First Annual Street Teams Report Released
After a year of significant progress on transparency and coordination among the City’s street teams, Supervisor Dean Preston on Monday partnered with various departments to present the first-ever annual report for San Francisco’s Street Response Teams. The report was created following a comprehensive program audit commissioned by Preston, as well as Preston’s proposed ordinance to codify the requirement for an annual report to improve transparency for both policymakers and the public. The ordinance, which will apply to street teams like the Homeless Outreach Team, Healthy Streets Operation Center, Street Crisis Response Team, Post Overdose Engagement Team, and others, was unanimously approved today by the Rules Committee of the Board of Supervisors.
“Our street teams are doing incredible work to engage with some of our most vulnerable neighbors, de-escalating difficult situations, and getting people care, assistance, and resources,” stated Preston. “Increased coordination and transparency will help them show their impact to the public, improve outcomes, and make sure policymakers have the data to target resources on strategies that are working.”
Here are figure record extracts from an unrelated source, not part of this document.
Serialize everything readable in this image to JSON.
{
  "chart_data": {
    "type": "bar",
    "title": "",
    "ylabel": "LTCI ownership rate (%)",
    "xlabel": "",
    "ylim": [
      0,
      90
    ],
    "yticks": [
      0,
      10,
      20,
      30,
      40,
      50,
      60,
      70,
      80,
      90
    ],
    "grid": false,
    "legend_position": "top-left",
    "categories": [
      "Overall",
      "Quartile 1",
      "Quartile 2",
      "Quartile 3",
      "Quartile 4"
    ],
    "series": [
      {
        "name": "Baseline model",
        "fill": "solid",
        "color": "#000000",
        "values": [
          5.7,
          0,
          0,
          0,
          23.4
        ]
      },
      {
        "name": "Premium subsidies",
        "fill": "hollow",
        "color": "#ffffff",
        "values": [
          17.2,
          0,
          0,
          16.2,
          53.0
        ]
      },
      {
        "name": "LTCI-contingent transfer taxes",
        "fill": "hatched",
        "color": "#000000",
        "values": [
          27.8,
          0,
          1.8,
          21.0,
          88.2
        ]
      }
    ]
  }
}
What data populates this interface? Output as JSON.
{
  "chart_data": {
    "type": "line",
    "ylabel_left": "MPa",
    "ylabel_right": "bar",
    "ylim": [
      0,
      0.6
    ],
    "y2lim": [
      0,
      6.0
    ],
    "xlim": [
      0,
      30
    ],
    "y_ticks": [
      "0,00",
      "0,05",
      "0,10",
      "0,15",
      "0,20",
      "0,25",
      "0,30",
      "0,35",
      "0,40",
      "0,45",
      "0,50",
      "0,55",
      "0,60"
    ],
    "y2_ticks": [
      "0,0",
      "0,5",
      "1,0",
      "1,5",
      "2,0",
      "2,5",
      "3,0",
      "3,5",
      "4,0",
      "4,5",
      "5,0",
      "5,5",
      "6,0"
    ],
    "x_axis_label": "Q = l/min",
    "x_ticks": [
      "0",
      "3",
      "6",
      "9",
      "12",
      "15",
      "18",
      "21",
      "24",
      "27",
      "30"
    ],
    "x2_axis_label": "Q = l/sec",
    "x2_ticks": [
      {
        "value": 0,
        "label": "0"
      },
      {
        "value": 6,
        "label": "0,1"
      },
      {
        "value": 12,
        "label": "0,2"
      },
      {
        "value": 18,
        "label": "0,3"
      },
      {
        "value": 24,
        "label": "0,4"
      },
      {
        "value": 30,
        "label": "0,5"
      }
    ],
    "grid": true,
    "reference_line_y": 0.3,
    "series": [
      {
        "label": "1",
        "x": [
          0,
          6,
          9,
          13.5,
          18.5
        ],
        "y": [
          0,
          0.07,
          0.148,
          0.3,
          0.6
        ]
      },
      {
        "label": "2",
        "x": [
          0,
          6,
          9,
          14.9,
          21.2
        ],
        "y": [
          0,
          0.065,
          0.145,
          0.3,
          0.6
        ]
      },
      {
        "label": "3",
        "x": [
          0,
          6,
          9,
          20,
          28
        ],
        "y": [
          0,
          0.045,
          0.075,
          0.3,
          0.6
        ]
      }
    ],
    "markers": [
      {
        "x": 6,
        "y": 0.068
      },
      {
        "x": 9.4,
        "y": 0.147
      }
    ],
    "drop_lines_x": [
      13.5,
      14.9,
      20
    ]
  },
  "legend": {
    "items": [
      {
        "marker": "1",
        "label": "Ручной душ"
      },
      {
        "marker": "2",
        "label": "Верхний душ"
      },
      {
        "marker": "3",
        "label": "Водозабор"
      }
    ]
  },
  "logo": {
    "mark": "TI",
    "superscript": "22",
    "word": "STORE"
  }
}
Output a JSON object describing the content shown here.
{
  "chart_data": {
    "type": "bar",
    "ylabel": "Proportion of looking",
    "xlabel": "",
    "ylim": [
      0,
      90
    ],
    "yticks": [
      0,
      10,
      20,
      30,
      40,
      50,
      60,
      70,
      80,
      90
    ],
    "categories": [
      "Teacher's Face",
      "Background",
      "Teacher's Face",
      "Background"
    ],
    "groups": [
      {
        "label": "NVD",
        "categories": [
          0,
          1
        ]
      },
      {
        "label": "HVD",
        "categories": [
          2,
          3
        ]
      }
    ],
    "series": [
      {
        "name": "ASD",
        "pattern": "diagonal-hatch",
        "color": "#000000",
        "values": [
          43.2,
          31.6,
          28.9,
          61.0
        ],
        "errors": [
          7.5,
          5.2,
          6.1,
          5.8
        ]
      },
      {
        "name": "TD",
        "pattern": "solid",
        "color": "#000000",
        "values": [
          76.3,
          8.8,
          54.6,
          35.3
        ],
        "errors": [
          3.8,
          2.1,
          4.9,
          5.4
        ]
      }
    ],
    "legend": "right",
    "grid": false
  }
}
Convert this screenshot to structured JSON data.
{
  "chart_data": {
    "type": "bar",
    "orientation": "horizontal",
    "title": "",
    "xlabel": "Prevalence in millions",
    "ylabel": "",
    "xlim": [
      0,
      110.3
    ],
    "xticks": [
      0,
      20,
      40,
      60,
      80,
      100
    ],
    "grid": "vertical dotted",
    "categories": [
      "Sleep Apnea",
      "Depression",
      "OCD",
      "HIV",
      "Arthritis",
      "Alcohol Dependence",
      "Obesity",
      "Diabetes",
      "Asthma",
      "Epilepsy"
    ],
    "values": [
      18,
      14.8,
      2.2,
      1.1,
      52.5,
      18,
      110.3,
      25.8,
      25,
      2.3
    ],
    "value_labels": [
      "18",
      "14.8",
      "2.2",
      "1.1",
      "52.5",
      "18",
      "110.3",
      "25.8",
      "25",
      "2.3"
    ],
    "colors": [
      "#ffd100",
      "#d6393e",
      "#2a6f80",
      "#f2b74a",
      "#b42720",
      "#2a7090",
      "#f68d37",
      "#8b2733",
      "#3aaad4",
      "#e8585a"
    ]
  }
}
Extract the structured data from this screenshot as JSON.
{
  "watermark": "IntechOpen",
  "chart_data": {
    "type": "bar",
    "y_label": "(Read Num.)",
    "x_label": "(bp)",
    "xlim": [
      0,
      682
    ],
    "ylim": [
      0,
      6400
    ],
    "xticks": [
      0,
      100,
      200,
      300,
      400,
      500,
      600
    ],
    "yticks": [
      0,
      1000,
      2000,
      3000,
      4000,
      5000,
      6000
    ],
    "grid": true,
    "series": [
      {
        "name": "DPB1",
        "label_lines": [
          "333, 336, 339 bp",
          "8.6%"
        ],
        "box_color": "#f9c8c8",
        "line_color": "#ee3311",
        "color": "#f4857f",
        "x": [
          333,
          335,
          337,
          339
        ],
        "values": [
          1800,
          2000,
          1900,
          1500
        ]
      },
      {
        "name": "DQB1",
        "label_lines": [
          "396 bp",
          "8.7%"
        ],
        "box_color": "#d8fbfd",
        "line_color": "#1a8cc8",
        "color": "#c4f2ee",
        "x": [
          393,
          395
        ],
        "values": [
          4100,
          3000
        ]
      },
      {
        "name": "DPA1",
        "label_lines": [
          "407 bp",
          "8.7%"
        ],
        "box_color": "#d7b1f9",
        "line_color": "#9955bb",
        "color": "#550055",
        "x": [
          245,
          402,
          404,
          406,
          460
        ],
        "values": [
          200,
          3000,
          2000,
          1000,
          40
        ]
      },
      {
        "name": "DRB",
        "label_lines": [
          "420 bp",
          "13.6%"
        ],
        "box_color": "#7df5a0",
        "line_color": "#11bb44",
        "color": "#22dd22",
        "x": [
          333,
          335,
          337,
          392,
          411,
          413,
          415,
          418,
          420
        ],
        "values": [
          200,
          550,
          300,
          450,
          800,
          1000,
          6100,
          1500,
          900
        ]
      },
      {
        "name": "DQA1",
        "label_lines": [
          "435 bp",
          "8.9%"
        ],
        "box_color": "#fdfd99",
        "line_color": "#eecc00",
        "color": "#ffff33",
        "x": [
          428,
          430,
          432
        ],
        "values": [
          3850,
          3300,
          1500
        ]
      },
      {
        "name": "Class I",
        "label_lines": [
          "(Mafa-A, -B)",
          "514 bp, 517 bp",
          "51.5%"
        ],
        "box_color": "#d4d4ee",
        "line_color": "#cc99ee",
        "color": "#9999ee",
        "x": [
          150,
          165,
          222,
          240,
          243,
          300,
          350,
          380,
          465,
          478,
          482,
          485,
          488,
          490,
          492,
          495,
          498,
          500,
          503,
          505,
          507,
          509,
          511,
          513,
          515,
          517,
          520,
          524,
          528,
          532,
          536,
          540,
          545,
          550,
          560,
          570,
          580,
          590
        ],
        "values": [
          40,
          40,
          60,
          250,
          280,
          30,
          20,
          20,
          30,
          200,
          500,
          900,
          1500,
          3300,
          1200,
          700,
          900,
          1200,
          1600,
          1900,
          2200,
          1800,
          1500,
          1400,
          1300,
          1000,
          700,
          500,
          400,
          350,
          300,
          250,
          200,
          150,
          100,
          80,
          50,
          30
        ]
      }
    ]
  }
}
The first annual report includes comprehensive information about how street teams are prioritizing individuals and sharing data with each other, including a preview of a new outreach worker tool that will ensure that teams can record and share information with each other in real time. The report also includes data showing that the city’s rapid response teams have responded to nearly 80% of calls from the public regarding non-crisis, non-emergency needs of people experiencing homelessness; historically, those calls would have been routed to police.
Notably, the report includes– for the first time– data about the types of shelter or housing accepted or rejected by unhoused individuals interacting with the street teams following a pilot launched by the Department of Emergency Management and Department of Homelessness and Supportive Housing during the last fiscal year. The data from the pilot showed that people accepted non-congregate shelter at significantly higher rates than they accepted offers of congregate shelter.
“When it comes to homelessness, we need the data to understand which strategies are working and double down on those,” stated Preston. “Our city’s street teams are playing a crucial role in gathering some of that data straight from the source, and there’s no question that non-congregate shelter and permanent supportive housing (PSH) are key approaches for solving homelessness.”